Editore: Nona Edizioni (Maggio 2026)
ISDN: 979-12-81008-23-6
Copertina: Flessibile
Pagine: 214
Lingua: Italiano
Collana: Respiri
Categoria: Poesia
Prezzo: 17,00€ (spedizione gratuita e veloce)
Ivana Manzi
Ivana Manzi, nata a Foggia e residente a Moncalieri, coltiva fin dall’adolescenza una profonda passione per la poesia, influenzata dalle voci di Emily Dickinson, Sylvia Plath e Cristina Campo. Dopo anni dedicati alla lettura, approda alla scrittura in età matura, trasformando il verso in uno strumento di cura, introspezione e condivisione.
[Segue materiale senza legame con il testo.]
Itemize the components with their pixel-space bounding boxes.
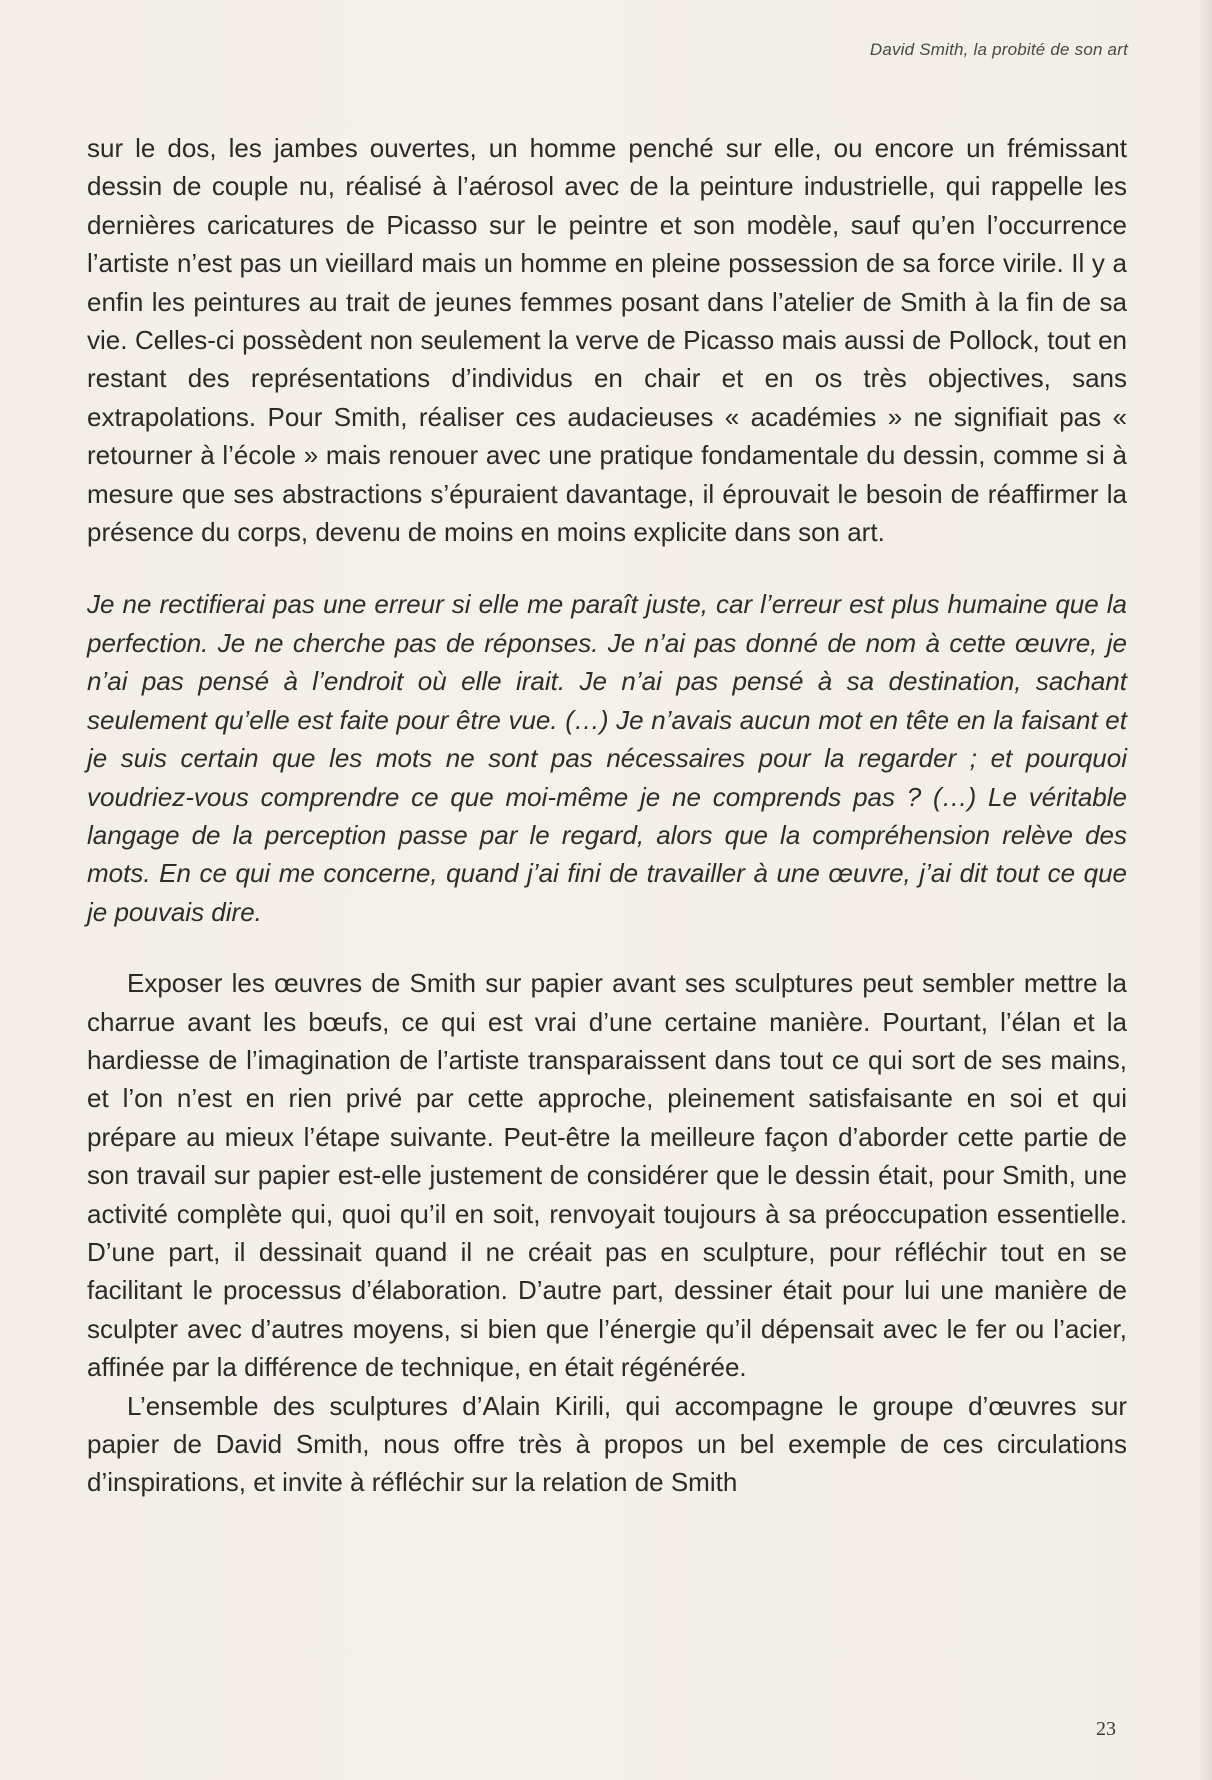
page-edge-shadow <box>1198 0 1212 1780</box>
paragraph-kirili: L’ensemble des sculptures d’Alain Kirili, qui accompagne le groupe d’œuvres sur papier de David Smith, nous offre très à propos un bel exemple de ces circulations d’inspirations, et invite à réfléchir sur la relation de Smith <box>87 1390 1127 1498</box>
body-text <box>87 129 1127 1502</box>
page-number: 23 <box>1096 1718 1116 1740</box>
paragraph-continuation: sur le dos, les jambes ouvertes, un homme penché sur elle, ou encore un frémissant dessin de couple nu, réalisé à l’aérosol avec de la peinture industrielle, qui rappelle les dernières caricatures de Picasso sur le peintre et son modèle, sauf qu’en l’occurrence l’artiste n’est pas un vieillard mais un homme en pleine possession de sa force virile. Il y a enfin les peintures au trait de jeunes femmes posant dans l’atelier de Smith à la fin de sa vie. Celles-ci possèdent non seulement la verve de Picasso mais aussi de Pollock, tout en restant des représentations d’individus en chair et en os très objectives, sans extrapolations. Pour Smith, réaliser ces audacieuses « académies » ne signifiait pas « retourner à l’école » mais renouer avec une pratique fondamentale du dessin, comme si à mesure que ses abstractions s’épuraient davantage, il éprouvait le besoin de réaffirmer la présence du corps, devenu de moins en moins explicite dans son art. <box>87 133 1127 548</box>
running-head: David Smith, la probité de son art <box>869 40 1128 59</box>
paragraph-exposer: Exposer les œuvres de Smith sur papier avant ses sculptures peut sembler mettre la charrue avant les bœufs, ce qui est vrai d’une certaine manière. Pourtant, l’élan et la hardiesse de l’imagination de l’artiste transparaissent dans tout ce qui sort de ses mains, et l’on n’est en rien privé par cette approche, pleinement satisfaisante en soi et qui prépare au mieux l’étape suivante. Peut-être la meilleure façon d’aborder cette partie de son travail sur papier est-elle justement de considérer que le dessin était, pour Smith, une activité complète qui, quoi qu’il en soit, renvoyait toujours à sa préoccupation essentielle. D’une part, il dessinait quand il ne créait pas en sculpture, pour réfléchir tout en se facilitant le processus d’élaboration. D’autre part, dessiner était pour lui une manière de sculpter avec d’autres moyens, si bien que l’énergie qu’il dépensait avec le fer ou l’acier, affinée par la différence de technique, en était régénérée. <box>87 968 1127 1383</box>
block-quote: Je ne rectifierai pas une erreur si elle me paraît juste, car l’erreur est plus humaine que la perfection. Je ne cherche pas de réponses. Je n’ai pas donné de nom à cette œuvre, je n’ai pas pensé à l’endroit où elle irait. Je n’ai pas pensé à sa destination, sachant seulement qu’elle est faite pour être vue. (…) Je n’avais aucun mot en tête en la faisant et je suis certain que les mots ne sont pas nécessaires pour la regarder ; et pourquoi voudriez-vous comprendre ce que moi-même je ne comprends pas ? (…) Le véritable langage de la perception passe par le regard, alors que la compréhension relève des mots. En ce qui me concerne, quand j’ai fini de travailler à une œuvre, j’ai dit tout ce que je pouvais dire. <box>87 589 1127 927</box>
Il suo percorso è costellato di prestigiosi riconoscimenti: è stata finalista al premio “Ma non voglio veder morire la tua bellezza” (Venezia, 2024) e seconda classificata al Concorso Internazionale “Alloro di Dante” (2025). Già referente di Rinascimento Poetico per Moncalieri, collabora attivamente con la scena torinese per la diffusione della cultura poetica. Per Ivana, ogni evento di vita trova nella poesia il suo riscatto, elevandosi a forma d’arte universale.